I’ve written before that the British are much better than we are at making movies about class because the British entertainment industry appears to accept as a first principle that working-class people exist and that they exist as fully realized human beings, so they can be specific and interesting about things like the culture of council housing, as in projects like Attack the Block. So it’s interesting to see this dreamy short movie that subs out the Afro-Caribbean poor in the 1981 Brixton riots for robots:
We’re pretty good at depicting actual oppressed people in other struggles here in the U.S., be it against racism or for gay rights. And for some reason, we’re okay with movie depictions of working-class people if they’re fighting fairly targeted campaigns against companies, whether it’s for protection against sexual harassment in North Country or for unionization — as long as it’s in the past, or even better, in the past and in a foreign country like in Made in Dagenham — or if they’re adorable children or surly teenagers who will presumably rise out of poverty via the transformative power of education as embodied in a single noble teacher. And it’s true we’ve got a couple of shows about characters who are not just working-class but struggling, Raising Hope and Shameless (which is, of course, a remake of a British original).

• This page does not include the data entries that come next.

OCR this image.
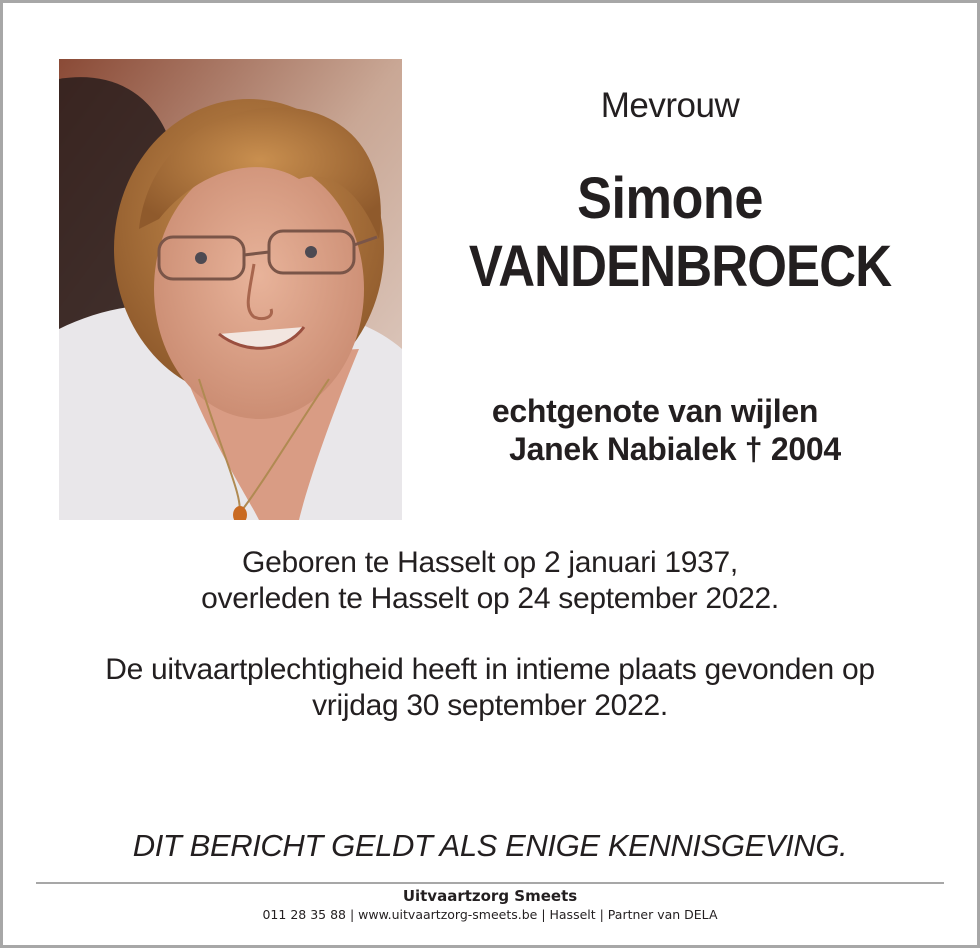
Mevrouw
Simone
VANDENBROECK
echtgenote van wijlen
Janek Nabialek † 2004
Geboren te Hasselt op 2 januari 1937,
overleden te Hasselt op 24 september 2022.
De uitvaartplechtigheid heeft in intieme plaats gevonden op
vrijdag 30 september 2022.
DIT BERICHT GELDT ALS ENIGE KENNISGEVING.
Uitvaartzorg Smeets
011 28 35 88 | www.uitvaartzorg-smeets.be | Hasselt | Partner van DELA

But I wonder if we might have more day-to-day depictions of genuinely working-class and poor characters if those characters weren’t always human. Obviously, the aliens in District 9 are a metaphor for the impacts of apartheid more than anything else, but one of the means of enforcing apartheid was economic: the so-called “homelands” weren’t exactly rich in mining or agriculturally productive land, and people who lived in the homelands were treated as migrant workers when they took jobs outside of those territories. The prawns are scary because they’re aliens, but South Africa’s able to stigmatize them by economically isolating them, charging them insanely inflationary prices for the cat food that they prefer, spreading rumors about their sexual practices, confining them to substandard housing and then evicting them from it.

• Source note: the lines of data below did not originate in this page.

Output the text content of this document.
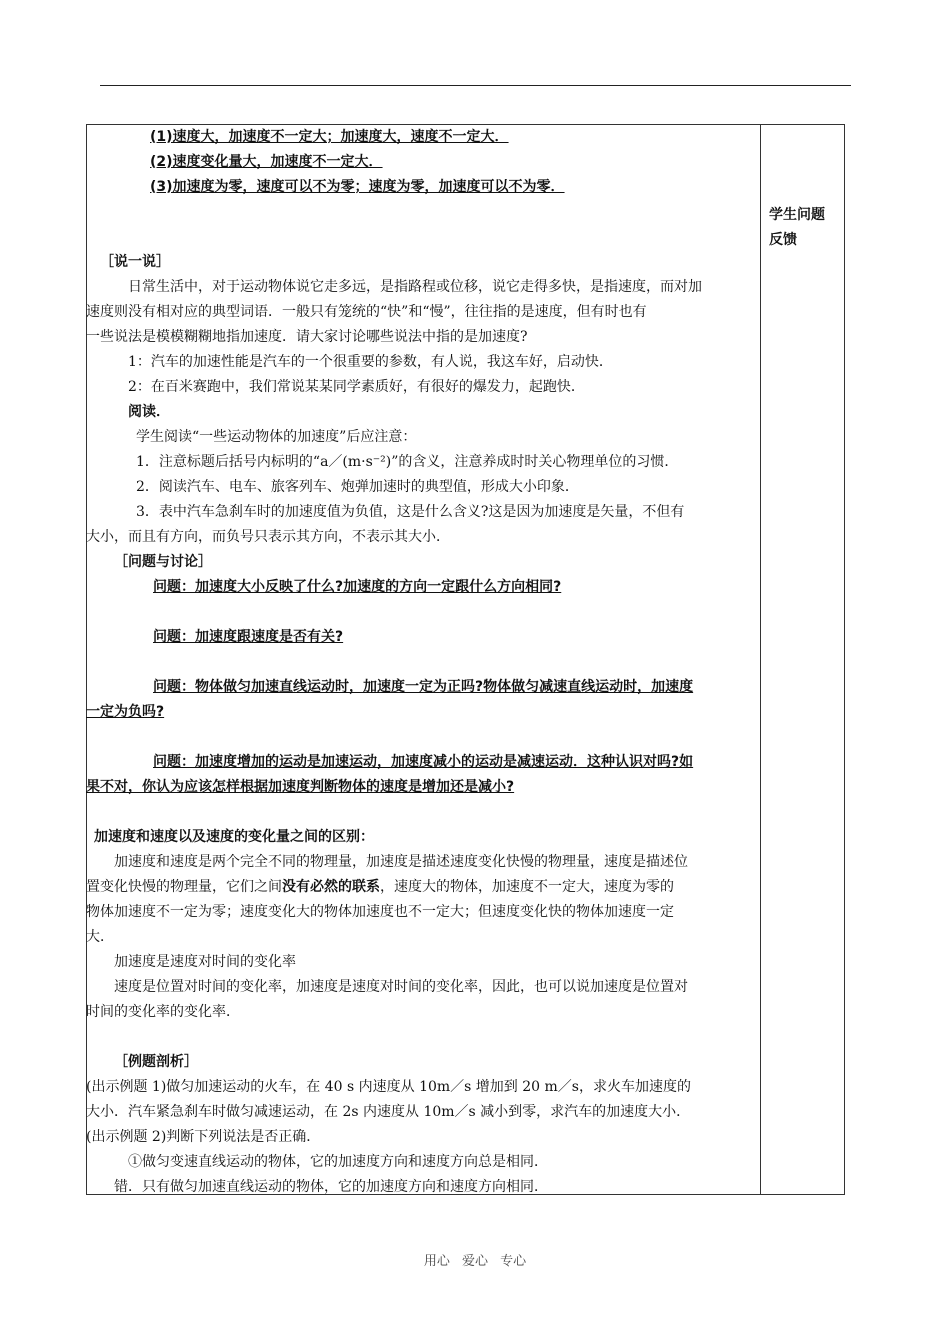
学生问题
反馈
(1)速度大，加速度不一定大；加速度大，速度不一定大．
(2)速度变化量大，加速度不一定大．
(3)加速度为零，速度可以不为零；速度为零，加速度可以不为零．
［说一说］
日常生活中，对于运动物体说它走多远，是指路程或位移，说它走得多快，是指速度，而对加
速度则没有相对应的典型词语．一般只有笼统的“快”和“慢”，往往指的是速度，但有时也有
一些说法是模模糊糊地指加速度．请大家讨论哪些说法中指的是加速度?
1：汽车的加速性能是汽车的一个很重要的参数，有人说，我这车好，启动快．
2：在百米赛跑中，我们常说某某同学素质好，有很好的爆发力，起跑快．
阅读．
学生阅读“一些运动物体的加速度”后应注意：
1．注意标题后括号内标明的“a／(m·s⁻²)”的含义，注意养成时时关心物理单位的习惯．
2．阅读汽车、电车、旅客列车、炮弹加速时的典型值，形成大小印象．
3．表中汽车急刹车时的加速度值为负值，这是什么含义?这是因为加速度是矢量，不但有
大小，而且有方向，而负号只表示其方向，不表示其大小．
［问题与讨论］
问题：加速度大小反映了什么?加速度的方向一定跟什么方向相同?
问题：加速度跟速度是否有关?
问题：物体做匀加速直线运动时，加速度一定为正吗?物体做匀减速直线运动时，加速度
一定为负吗?
问题：加速度增加的运动是加速运动，加速度减小的运动是减速运动．这种认识对吗?如
果不对，你认为应该怎样根据加速度判断物体的速度是增加还是减小?
加速度和速度以及速度的变化量之间的区别：
加速度和速度是两个完全不同的物理量，加速度是描述速度变化快慢的物理量，速度是描述位
置变化快慢的物理量，它们之间没有必然的联系，速度大的物体，加速度不一定大，速度为零的
物体加速度不一定为零；速度变化大的物体加速度也不一定大；但速度变化快的物体加速度一定
大．
加速度是速度对时间的变化率
速度是位置对时间的变化率，加速度是速度对时间的变化率，因此，也可以说加速度是位置对
时间的变化率的变化率．
［例题剖析］
(出示例题 1)做匀加速运动的火车，在 40 s 内速度从 10m／s 增加到 20 m／s，求火车加速度的
大小．汽车紧急刹车时做匀减速运动，在 2s 内速度从 10m／s 减小到零，求汽车的加速度大小．
(出示例题 2)判断下列说法是否正确．
①做匀变速直线运动的物体，它的加速度方向和速度方向总是相同．
错．只有做匀加速直线运动的物体，它的加速度方向和速度方向相同．
用心 爱心 专心
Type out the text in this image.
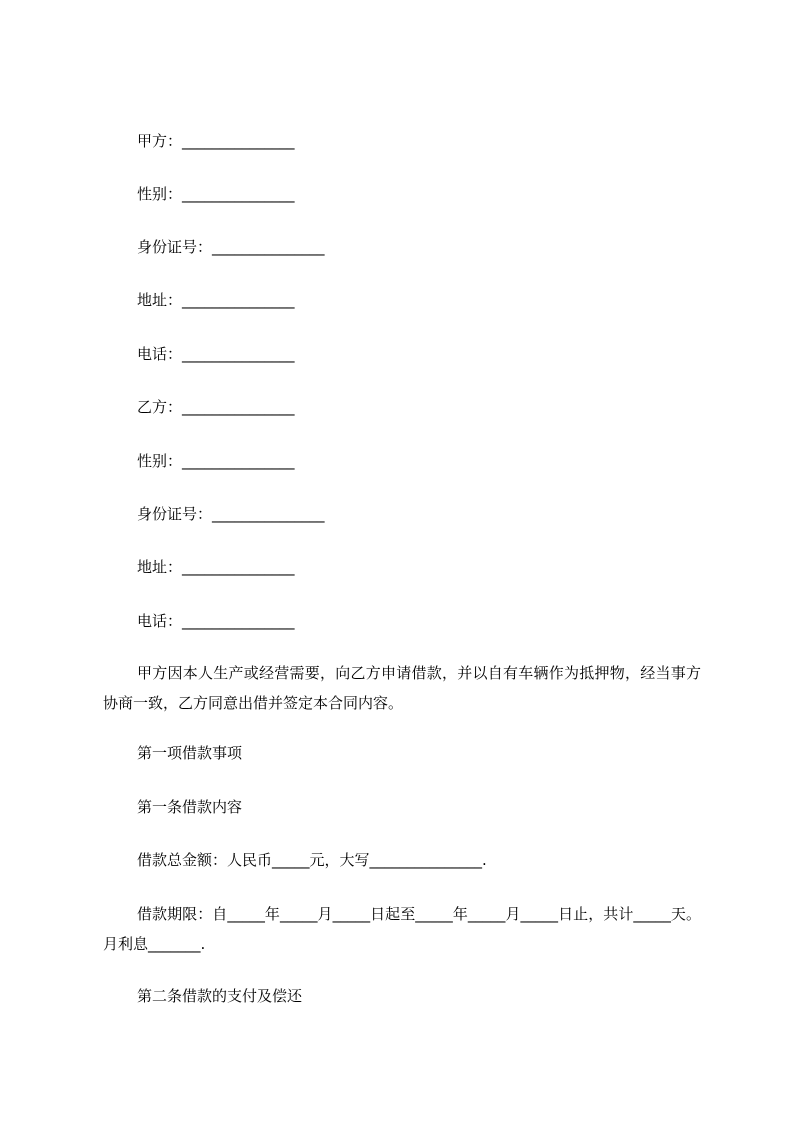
甲方：_______________
性别：_______________
身份证号：_______________
地址：_______________
电话：_______________
乙方：_______________
性别：_______________
身份证号：_______________
地址：_______________
电话：_______________
甲方因本人生产或经营需要，向乙方申请借款，并以自有车辆作为抵押物，经当事方协商一致，乙方同意出借并签定本合同内容。
第一项借款事项
第一条借款内容
借款总金额：人民币_____元，大写_______________.
借款期限：自_____年_____月_____日起至_____年_____月_____日止，共计_____天。月利息_______.
第二条借款的支付及偿还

Similarly, the robots of Brixton obviously aren’t human, but in a way, by removing factors like race from the equation, I wonder if it might be easier for audiences to feel bad about the idea of doing things to robots that we’re perfectly comfortable with businesses and governments doing to actual humans. Of course, the problem then is transferring that sympathy to actual people, and that outrage to actual policies. But if we can find alternative ways into conversations that won’t make people shut down, it’s a start.